Um estudo da Phomenta (2023), realizado com 842 profissionais de ONGs em 214 cidades brasileiras, confirma essa realidade: 55% avaliam sua saúde mental como regular ou ruim. Ansiedade (77%) e exaustão física (64%) lideram os sintomas. As mulheres (60%) e, especialmente, mulheres negras e pardas (62%) aparecem mais impactadas, assim como jovens de 18 a 34 anos, entre os quais quase 70% relatam dificuldades. A sobrecarga de demandas e a falta de recursos são fatores centrais. Apesar disso, a motivação persiste: 71% se dizem engajados, e 87% já buscaram apoio psicológico. O recado é nítido: cuidar de quem cuida é essencial para a sustentabilidade das organizações e da sociedade civil.

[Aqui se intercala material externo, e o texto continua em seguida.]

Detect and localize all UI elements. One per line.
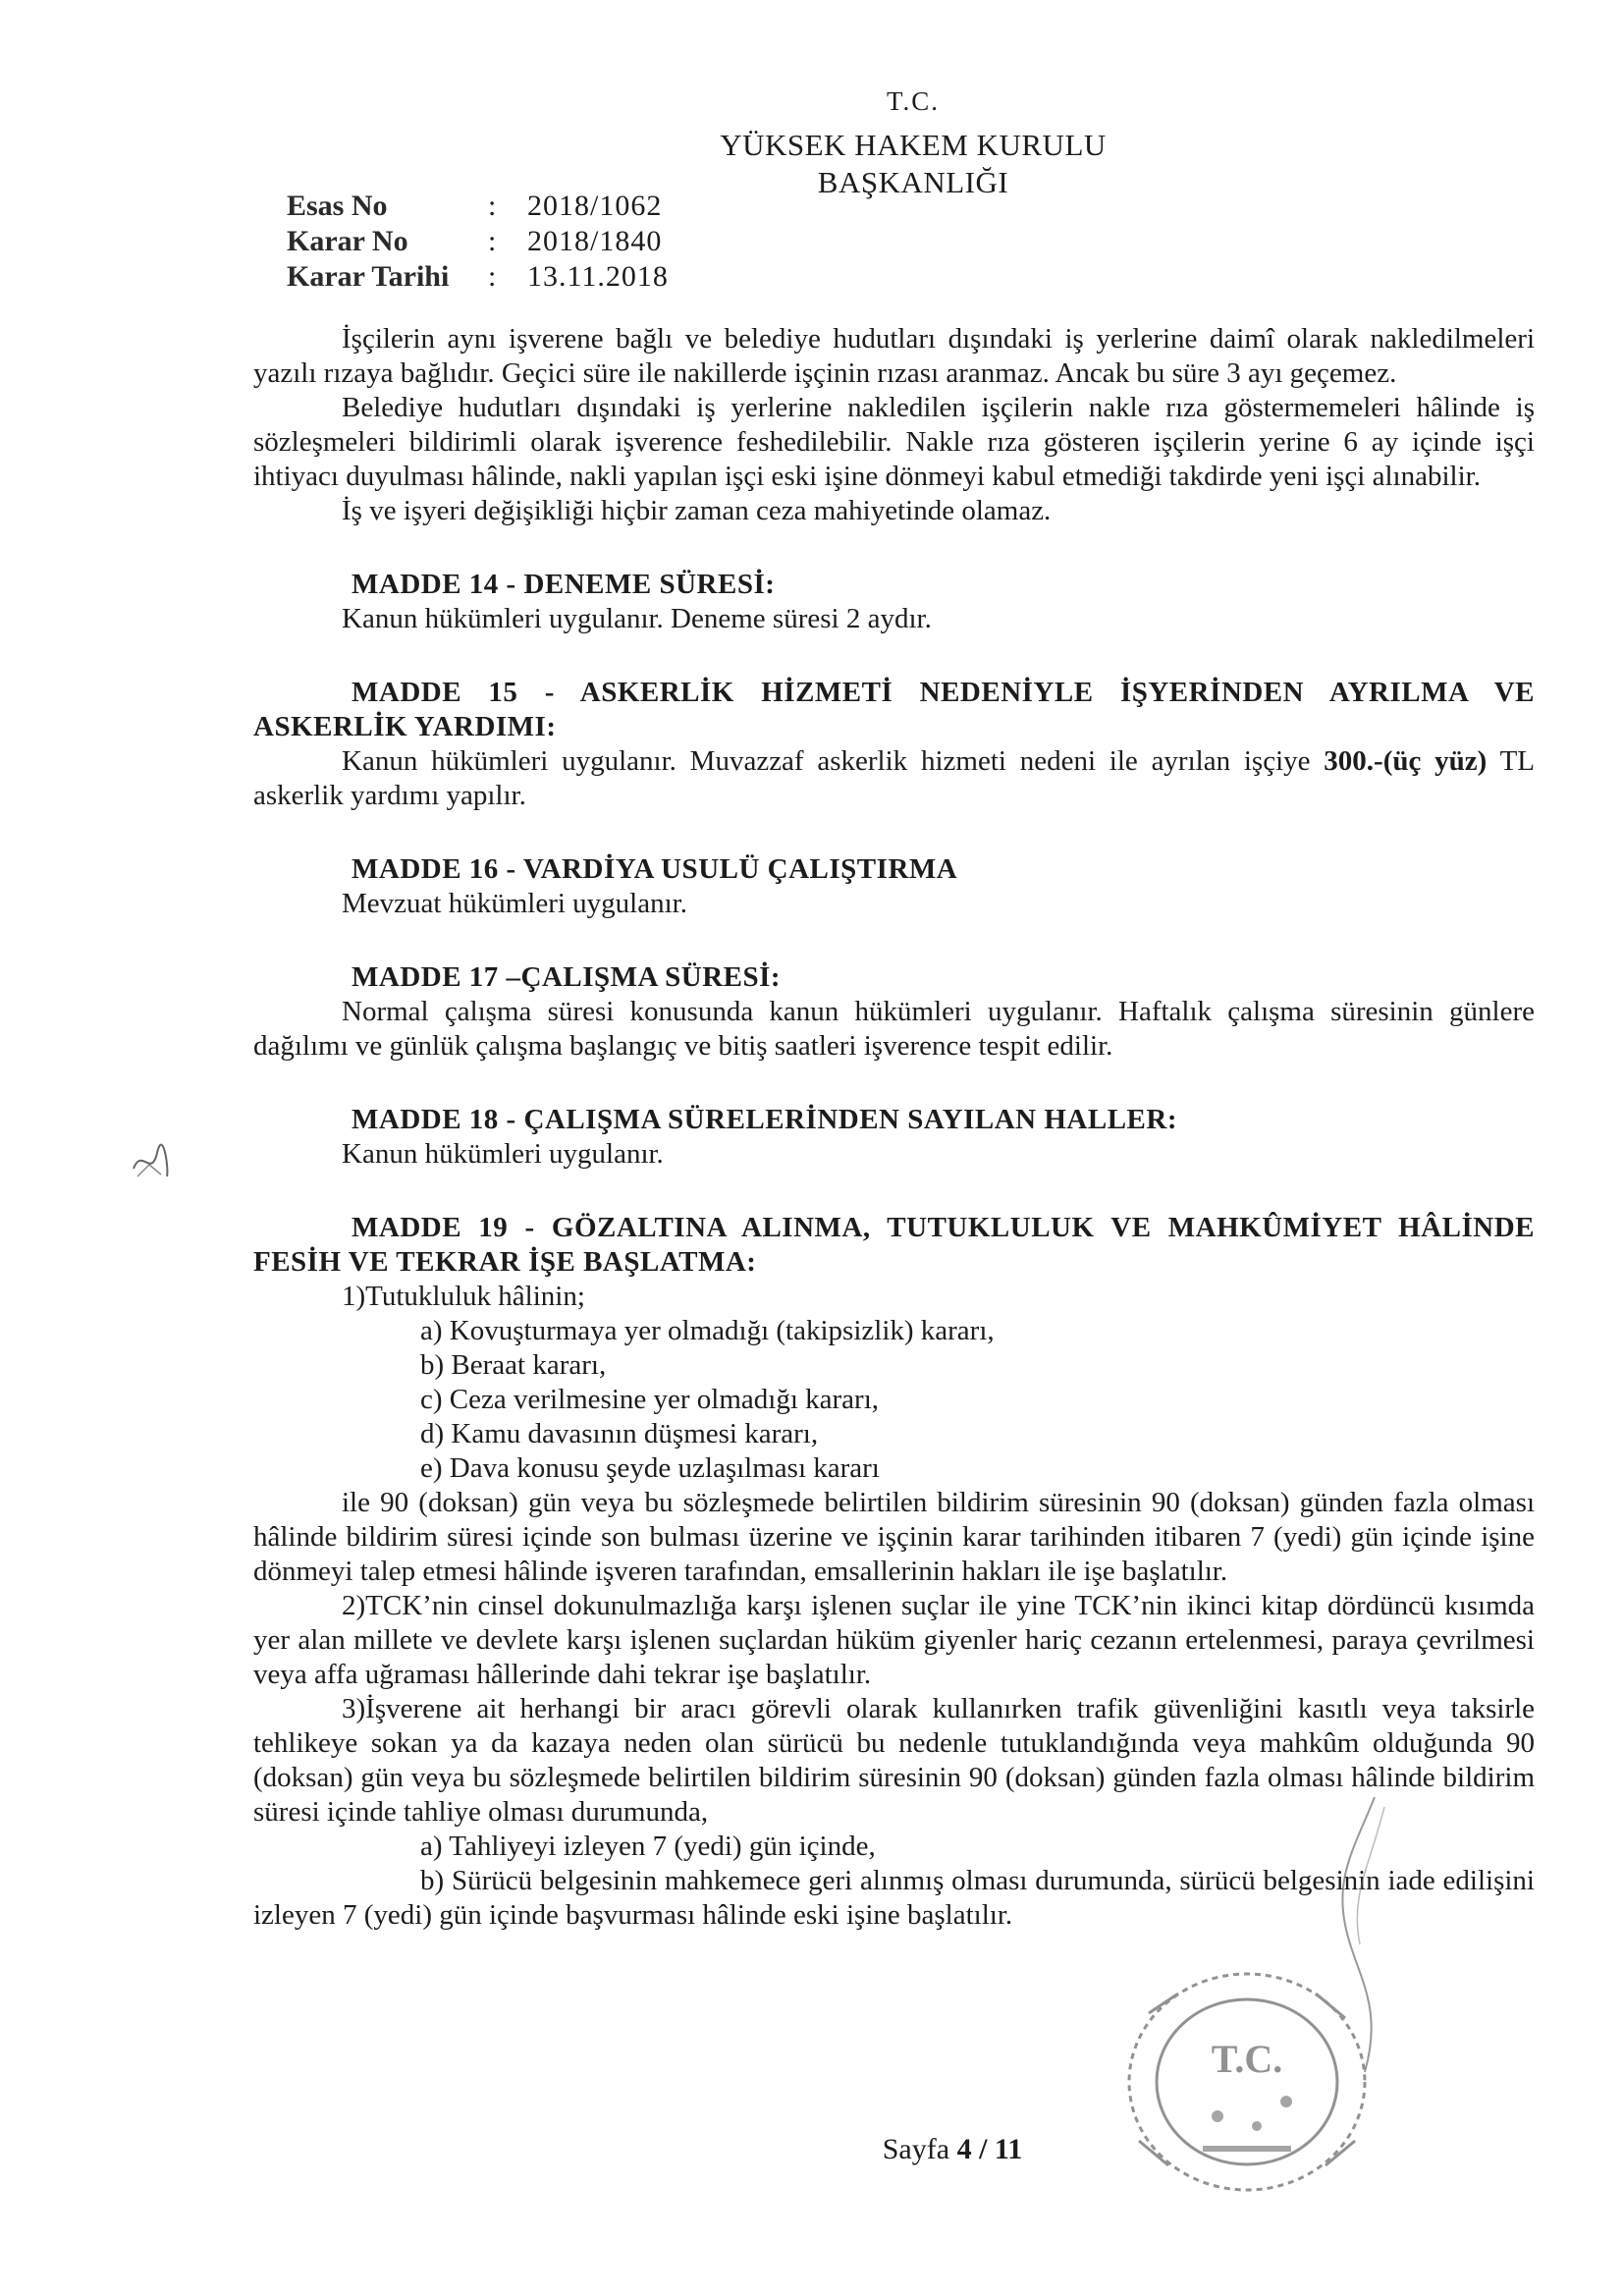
margin-mark-icon bbox=[128, 1139, 173, 1182]
article-17-text: Normal çalışma süresi konusunda kanun hükümleri uygulanır. Haftalık çalışma süresinin günlere dağılımı ve günlük çalışma başlangıç ve bitiş saatleri işverence tespit edilir. bbox=[253, 996, 1535, 1062]
meta-value: 2018/1062 bbox=[527, 190, 663, 222]
article-19-title: MADDE 19 - GÖZALTINA ALINMA, TUTUKLULUK VE MAHKÛMİYET HÂLİNDE FESİH VE TEKRAR İŞE BAŞLATMA: bbox=[253, 1212, 1535, 1278]
article-17-title: MADDE 17 –ÇALIŞMA SÜRESİ: bbox=[352, 961, 782, 993]
meta-label: Karar No bbox=[287, 225, 408, 257]
meta-separator: : bbox=[488, 260, 497, 293]
header-presidency: BAŞKANLIĞI bbox=[817, 165, 1009, 199]
paragraph-transfer-termination: Belediye hudutları dışındaki iş yerlerine nakledilen işçilerin nakle rıza göstermemeleri hâlinde iş sözleşmeleri bildirimli olarak işverence feshedilebilir. Nakle rıza gösteren işçilerin yerine 6 ay içinde işçi ihtiyacı duyulması hâlinde, nakli yapılan işçi eski işine dönmeyi kabul etmediği takdirde yeni işçi alınabilir. bbox=[253, 392, 1535, 492]
article-14-text: Kanun hükümleri uygulanır. Deneme süresi 2 aydır. bbox=[342, 603, 932, 634]
paragraph-no-penalty: İş ve işyeri değişikliği hiçbir zaman ceza mahiyetinde olamaz. bbox=[342, 495, 1052, 526]
article-15-text bbox=[253, 744, 1535, 813]
article-15-amount: 300.-(üç yüz) bbox=[1324, 745, 1488, 777]
stamp-text: T.C. bbox=[1211, 2037, 1283, 2081]
article-15-title: MADDE 15 - ASKERLİK HİZMETİ NEDENİYLE İŞYERİNDEN AYRILMA VE ASKERLİK YARDIMI: bbox=[253, 677, 1535, 742]
article-15-text-a: Kanun hükümleri uygulanır. Muvazzaf askerlik hizmeti nedeni ile ayrılan işçiye bbox=[342, 745, 1325, 777]
list-item: b) Sürücü belgesinin mahkemece geri alınmış olması durumunda, sürücü belgesinin iade edilişini izleyen 7 (yedi) gün içinde başvurması hâlinde eski işine başlatılır. bbox=[253, 1865, 1535, 1931]
list-item: d) Kamu davasının düşmesi kararı, bbox=[420, 1418, 819, 1449]
signature-scribble-icon bbox=[1316, 1787, 1414, 2082]
meta-separator: : bbox=[488, 225, 497, 257]
article-19-s3-text: 3)İşverene ait herhangi bir aracı görevli olarak kullanırken trafik güvenliğini kasıtlı veya taksirle tehlikeye sokan ya da kazaya neden olan sürücü bu nedenle tutuklandığında veya mahkûm olduğunda 90 (doksan) gün veya bu sözleşmede belirtilen bildirim süresinin 90 (doksan) günden fazla olması hâlinde bildirim süresi içinde tahliye olması durumunda, bbox=[253, 1693, 1535, 1828]
article-14-title: MADDE 14 - DENEME SÜRESİ: bbox=[352, 569, 776, 600]
meta-separator: : bbox=[488, 190, 497, 222]
header-top-fragment: T.C. bbox=[887, 86, 940, 116]
meta-label: Esas No bbox=[287, 190, 388, 222]
list-item: a) Kovuşturmaya yer olmadığı (takipsizlik) kararı, bbox=[420, 1315, 995, 1346]
meta-value: 13.11.2018 bbox=[527, 260, 669, 293]
article-16-text: Mevzuat hükümleri uygulanır. bbox=[342, 888, 687, 919]
article-19-s2-text: 2)TCK’nin cinsel dokunulmazlığa karşı işlenen suçlar ile yine TCK’nin ikinci kitap dördüncü kısımda yer alan millete ve devlete karşı işlenen suçlardan hüküm giyenler hariç cezanın ertelenmesi, paraya çevrilmesi veya affa uğraması hâllerinde dahi tekrar işe başlatılır. bbox=[253, 1590, 1535, 1690]
case-meta bbox=[287, 189, 669, 295]
article-15-text-b: TL askerlik yardımı yapılır. bbox=[253, 745, 1536, 811]
list-item: c) Ceza verilmesine yer olmadığı kararı, bbox=[420, 1384, 880, 1415]
page-label: Sayfa bbox=[882, 2133, 957, 2165]
document-body bbox=[253, 322, 1535, 1933]
list-item: a) Tahliyeyi izleyen 7 (yedi) gün içinde, bbox=[420, 1831, 876, 1862]
page-footer bbox=[746, 2133, 1159, 2166]
meta-row-esas bbox=[287, 189, 669, 224]
meta-value: 2018/1840 bbox=[527, 225, 663, 257]
list-item: b) Beraat kararı, bbox=[420, 1349, 607, 1381]
list-item: e) Dava konusu şeyde uzlaşılması kararı bbox=[420, 1452, 880, 1484]
article-16-title: MADDE 16 - VARDİYA USULÜ ÇALIŞTIRMA bbox=[352, 853, 958, 885]
meta-row-karar bbox=[287, 224, 669, 259]
article-19-s1-intro: 1)Tutukluluk hâlinin; bbox=[342, 1281, 585, 1312]
page-number: 4 / 11 bbox=[956, 2133, 1023, 2165]
article-18-title: MADDE 18 - ÇALIŞMA SÜRELERİNDEN SAYILAN HALLER: bbox=[352, 1104, 1177, 1135]
article-19-s1-text: ile 90 (doksan) gün veya bu sözleşmede belirtilen bildirim süresinin 90 (doksan) günden fazla olması hâlinde bildirim süresi içinde son bulması üzerine ve işçinin karar tarihinden itibaren 7 (yedi) gün içinde işine dönmeyi talep etmesi hâlinde işveren tarafından, emsallerinin hakları ile işe başlatılır. bbox=[253, 1487, 1535, 1587]
header-institution: YÜKSEK HAKEM KURULU bbox=[720, 128, 1107, 162]
meta-label: Karar Tarihi bbox=[287, 260, 450, 293]
paragraph-transfer-consent: İşçilerin aynı işverene bağlı ve belediye hudutları dışındaki iş yerlerine daimî olarak nakledilmeleri yazılı rızaya bağlıdır. Geçici süre ile nakillerde işçinin rızası aranmaz. Ancak bu süre 3 ayı geçemez. bbox=[253, 323, 1535, 389]
article-18-text: Kanun hükümleri uygulanır. bbox=[342, 1138, 664, 1170]
meta-row-tarih bbox=[287, 259, 669, 295]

Defendo, como psicólogo e ativista, que a saúde mental deve ocupar um lugar central em nossas práticas e debates. Não há como sustentar o compromisso com causas coletivas sem olhar para dentro, sem cultivar o autocuidado e reconhecer quando precisamos de ajuda. Isso pode começar em pequenas doses – 15 ou 30 minutos para descansar, comer bem, dormir melhor, organizar a rotina. Contar com redes de apoio, praticar a autoanálise e, sempre que possível, buscar acompanhamento psicológico são formas de alinhar autoestima e cuidado de si.
Como lembra Foucault, o cuidado de si não é autoajuda pronta, enlatada, mas uma filosofia de vida: um processo contínuo em que teoria e prática se entrelaçam, em que cada pessoa constrói seus próprios caminhos de bem-estar. É urgente que ativistas e organizações incorporem esse compromisso. Só assim seguiremos acreditando no poder do diálogo, tendo coragem de “esperançar” e de sonhar com o amanhã. Para transformar o mundo, é preciso também cuidar de quem o transforma.
Este texto não representa, necessariamente, a opinião de CartaCapital.